All of which leaves but the central banks as a sort of last resort because the worse it gets the more new “stimulus” hope apparently matters. It’s an idea and correlation that makes absolutely no sense, but it is prevalent:
“While headline growth looks fine, the breakdown of the figures points to overall weakness in the economy,” said Zhou Hao, senior emerging markets economist for Asia at Commerzbank Singapore.
“All in all, we believe that China will experience a ‘bumpy landing’ in the coming year,” he said.
There was relief in the markets, however, that growth at least matched forecasts, and a growing expectation that more monetary easing measures were imminent, possibly before Lunar New Year holidays in early February.
The PBOC started its supposed rate cuts in November 2014, six of them so far to now, to no prevailing effect. Yet, more “stimulus” will suddenly make the difference? What has changed about “stimulus” in 2016 that will make it potent (after much damage, mind you) where all prior versions were not? The only way that sentiment makes any sense is if you simply wipe the slate clean after each monetary program fails to have any effect; starting over in expectations each time, forgetting or ignoring that there were any others. The world doesn’t work that way, but apparently enough people think it does so that they are continually surprised by these results.

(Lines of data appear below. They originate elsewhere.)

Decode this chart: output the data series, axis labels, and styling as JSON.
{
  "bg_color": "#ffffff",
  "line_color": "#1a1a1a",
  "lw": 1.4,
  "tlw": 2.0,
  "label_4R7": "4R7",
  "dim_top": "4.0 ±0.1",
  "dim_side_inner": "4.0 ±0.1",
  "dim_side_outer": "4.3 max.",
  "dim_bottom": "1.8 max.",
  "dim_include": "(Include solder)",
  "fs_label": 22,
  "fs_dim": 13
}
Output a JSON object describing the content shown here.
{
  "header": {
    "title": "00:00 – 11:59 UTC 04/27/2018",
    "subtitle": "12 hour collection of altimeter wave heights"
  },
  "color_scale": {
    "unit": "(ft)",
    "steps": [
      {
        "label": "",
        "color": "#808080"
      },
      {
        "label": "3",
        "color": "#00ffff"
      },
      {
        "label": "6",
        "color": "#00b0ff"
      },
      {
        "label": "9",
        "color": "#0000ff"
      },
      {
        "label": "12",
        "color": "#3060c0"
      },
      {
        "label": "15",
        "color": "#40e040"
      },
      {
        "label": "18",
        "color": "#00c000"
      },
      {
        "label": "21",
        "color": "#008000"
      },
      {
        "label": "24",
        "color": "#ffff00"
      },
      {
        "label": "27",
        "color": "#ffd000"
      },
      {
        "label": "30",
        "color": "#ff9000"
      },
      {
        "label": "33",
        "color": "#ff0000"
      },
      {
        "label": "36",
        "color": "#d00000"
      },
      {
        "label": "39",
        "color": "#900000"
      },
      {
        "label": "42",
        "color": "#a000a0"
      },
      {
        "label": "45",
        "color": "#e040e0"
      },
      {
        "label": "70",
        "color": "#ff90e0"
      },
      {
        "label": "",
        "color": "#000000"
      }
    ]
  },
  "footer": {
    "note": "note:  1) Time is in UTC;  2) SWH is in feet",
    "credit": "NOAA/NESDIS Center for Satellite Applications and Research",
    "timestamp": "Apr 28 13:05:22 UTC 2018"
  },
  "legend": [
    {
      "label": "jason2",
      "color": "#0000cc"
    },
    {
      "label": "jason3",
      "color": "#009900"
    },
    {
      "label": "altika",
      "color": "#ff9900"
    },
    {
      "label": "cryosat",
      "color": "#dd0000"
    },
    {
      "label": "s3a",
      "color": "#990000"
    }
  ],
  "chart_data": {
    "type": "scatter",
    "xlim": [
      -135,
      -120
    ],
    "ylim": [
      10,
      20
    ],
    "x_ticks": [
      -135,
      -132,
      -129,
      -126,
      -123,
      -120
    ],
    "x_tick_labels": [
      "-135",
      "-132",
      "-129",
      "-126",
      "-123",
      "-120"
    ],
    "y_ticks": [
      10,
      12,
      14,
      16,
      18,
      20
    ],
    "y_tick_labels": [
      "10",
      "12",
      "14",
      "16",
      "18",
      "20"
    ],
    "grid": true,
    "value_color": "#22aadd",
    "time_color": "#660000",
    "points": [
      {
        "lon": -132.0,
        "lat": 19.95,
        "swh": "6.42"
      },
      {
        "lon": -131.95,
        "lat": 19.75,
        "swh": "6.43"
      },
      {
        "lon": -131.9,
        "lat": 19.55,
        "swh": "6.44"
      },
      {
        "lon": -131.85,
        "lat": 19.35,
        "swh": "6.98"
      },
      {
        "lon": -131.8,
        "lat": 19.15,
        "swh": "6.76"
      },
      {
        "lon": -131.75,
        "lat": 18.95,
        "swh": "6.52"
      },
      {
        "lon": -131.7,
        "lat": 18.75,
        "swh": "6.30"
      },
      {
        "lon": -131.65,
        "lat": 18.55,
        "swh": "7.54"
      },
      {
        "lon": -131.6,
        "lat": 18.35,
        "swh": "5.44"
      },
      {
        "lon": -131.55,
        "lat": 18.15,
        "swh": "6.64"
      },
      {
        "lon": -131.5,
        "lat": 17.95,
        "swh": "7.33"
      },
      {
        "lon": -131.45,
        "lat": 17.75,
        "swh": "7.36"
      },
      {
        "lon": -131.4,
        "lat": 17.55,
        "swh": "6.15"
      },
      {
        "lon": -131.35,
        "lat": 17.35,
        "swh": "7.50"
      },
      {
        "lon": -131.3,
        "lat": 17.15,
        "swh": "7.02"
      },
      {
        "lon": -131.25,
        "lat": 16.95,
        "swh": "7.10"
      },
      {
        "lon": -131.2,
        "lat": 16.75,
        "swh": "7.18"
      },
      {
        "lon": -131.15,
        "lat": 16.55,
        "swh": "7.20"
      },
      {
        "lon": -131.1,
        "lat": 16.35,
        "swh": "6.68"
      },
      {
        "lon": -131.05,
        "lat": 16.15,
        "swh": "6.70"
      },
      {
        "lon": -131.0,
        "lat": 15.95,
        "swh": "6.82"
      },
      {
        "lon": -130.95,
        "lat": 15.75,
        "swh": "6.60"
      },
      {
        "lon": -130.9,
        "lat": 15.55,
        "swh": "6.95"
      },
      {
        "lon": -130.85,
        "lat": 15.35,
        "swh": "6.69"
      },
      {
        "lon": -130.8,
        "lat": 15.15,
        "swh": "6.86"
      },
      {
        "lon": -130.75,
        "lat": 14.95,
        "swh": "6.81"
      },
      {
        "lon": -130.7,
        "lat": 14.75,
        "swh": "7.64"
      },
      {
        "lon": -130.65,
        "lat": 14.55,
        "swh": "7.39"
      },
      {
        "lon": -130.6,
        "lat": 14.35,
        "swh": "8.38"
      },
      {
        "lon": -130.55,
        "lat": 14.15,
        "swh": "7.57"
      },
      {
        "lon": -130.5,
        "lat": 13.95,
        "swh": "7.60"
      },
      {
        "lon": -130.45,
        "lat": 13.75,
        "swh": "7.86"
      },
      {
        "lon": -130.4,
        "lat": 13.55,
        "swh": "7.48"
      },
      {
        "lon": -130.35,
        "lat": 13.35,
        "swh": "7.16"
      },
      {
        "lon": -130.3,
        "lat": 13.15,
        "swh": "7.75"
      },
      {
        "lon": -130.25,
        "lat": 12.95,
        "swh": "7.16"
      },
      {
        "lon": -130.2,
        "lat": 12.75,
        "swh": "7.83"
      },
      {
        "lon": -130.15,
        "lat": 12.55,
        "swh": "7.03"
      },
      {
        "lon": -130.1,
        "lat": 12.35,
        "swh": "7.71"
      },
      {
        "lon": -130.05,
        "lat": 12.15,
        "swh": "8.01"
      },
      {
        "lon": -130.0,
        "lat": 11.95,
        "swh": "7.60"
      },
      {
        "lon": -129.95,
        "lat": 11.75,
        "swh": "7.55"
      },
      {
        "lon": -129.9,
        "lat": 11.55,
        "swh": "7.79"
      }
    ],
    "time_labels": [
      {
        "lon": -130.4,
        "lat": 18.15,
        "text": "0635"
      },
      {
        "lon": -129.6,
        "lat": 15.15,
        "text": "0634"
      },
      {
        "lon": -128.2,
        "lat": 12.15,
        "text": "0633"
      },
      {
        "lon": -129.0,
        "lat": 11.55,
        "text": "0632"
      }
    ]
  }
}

In addition, the PBOC has written an unknown number of swaps and forwards in exchange markets, stamped out all volatility (maybe redundant) in CNY exchange for five months during 2015, rigged SHIBOR since September, required increasingly stringent “capital” flow mitigations, including the imposition of a dollar reserve on Chinese banks, tasked China’s banks to seriously blunt “speculators” offshore, all while dramatically adding to internal reverse repos and yuan liquidity offsets. Such “stimulus” has also produced nothing of the intended results, yielding only increasing disruption (economically as well as financially) and disorder. From an unbiased perspective, one that doesn’t just assume automatically that monetary “stimulus” is that, it might seem the correlation is at best slightly negative (the more the PBOC does, the worse it gets) for “stimulus.”
After four years of all that in enlarging doses, you might also get the sense that China’s problems are, indeed, intractable; bigger than China, and much more than the PBOC can ever truly handle. That point is all the more compelling after noting that this persistent downward trend in retail sales and industry together emerged after enormous, even biblical, “stimulus” that raged during and after the Great Recession. It, too, failed to stimulate except in the most fleeting and long-term destructive of fashions. In short, China’s downtrend now is the product of past stimulus failing, leaving any new “stimulus” as exclusively an attempt to try managing the decay.
The reason none of it works is enlighteningly simple – the global economy never recovered and increasingly it is being realized that it never will. The global economy that built China over the past few decades was in many ways a monetary illusion of the eurodollar system. That system became inoperable in August 2007 and apart from the short burst of hope in late 2009/early 2010 it has largely remained that way. That has had the effect of locking the global economy on a slow, at first, downward spiral toward achieving an inevitable systemic reset. It is in that context that “stimulus”, monetary or fiscal, is fully appreciated for what it truly is. There aren’t any surprises here except the increasingly distressed methods of coping and denial.